Варвара Александровна отерла платком слезы, распространив по комнате тонкий аромат ириса, и меланхолическим взором обвела свою спальню, - уютную комнату с пылающим огнем камина, убранную со вкусом и тонким умением опытной женщины, понимающей значение хорошо свитого гнездышка, - с мягкой мебелью, располагающей понежиться на отдыхе, красивыми вещицами на письменном столике и этажерках, с цветами, ковром во всю комнату, красным фонариком и атласной, расписанной цветами, ширмой, за которой стояла кровать под белоснежным кружевным парижским покровом.
Эта, прежде столь любимая, комната возбуждала теперь в Варваре Александровне одни лишь горькие воспоминания оскорбленной женщины и безвинной страдалицы.
Еще бы! Сколько было здесь сцен! Сколько в ней пролито слез за последний год! Сколько она тут выстрадала! Сколько провела бессонных долгих ночей с печальными думами в скорбном одиночестве в то время, как "этот человек", возвратившись на заре и прокравшись чуть слышными шагами, безмятежно храпел у себя в кабинете!
Жесткое, злое выражение внезапно искривило лицо маленькой женщины и сверкнуло острым блеском в глазах. Ей почему-то вдруг живо припомнилось несколько затрудненное объяснение "этого человека", когда он, год тому назад, совершенно неожиданно перебрался в кабинет. И каким заискивающим, подлым тоном говорил он тогда!
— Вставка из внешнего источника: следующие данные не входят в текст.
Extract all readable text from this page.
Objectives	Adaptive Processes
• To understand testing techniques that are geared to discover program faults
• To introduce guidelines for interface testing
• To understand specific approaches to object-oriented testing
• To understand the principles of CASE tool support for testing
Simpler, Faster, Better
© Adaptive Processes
"Ему, видите ли, удобнее спать в кабинете. Он иногда поздно возвращается и не хочет беспокоить Вавочку. И наконец он не выносит света лампады!"
А прежде выносил?!
- О, подлый, лживый человек! К чему он лгал? Ему просто хотелось скрывать свои поздние возвращения... Он и тогда уже не любил меня! прошептала Варвара Александровна, полная злобного презрения к этому лживому человеку.
Она без всякого сожаления бросит его и сегодня же, когда он вернется со службы, объявит ему о своем бесповоротном решении. Небойсь, его передернет от такого сюрприза - он все же любит детей - и, вдобавок, скандал... Жили двенадцать лет, и его бросает жена, безупречная, честная жена...
- Как-то отмолчится он на этот раз. Заговорит-таки наконец, за-го-во-рит! - протянула вслух Варвара Александровна с ядовитым сарказмом в тоне.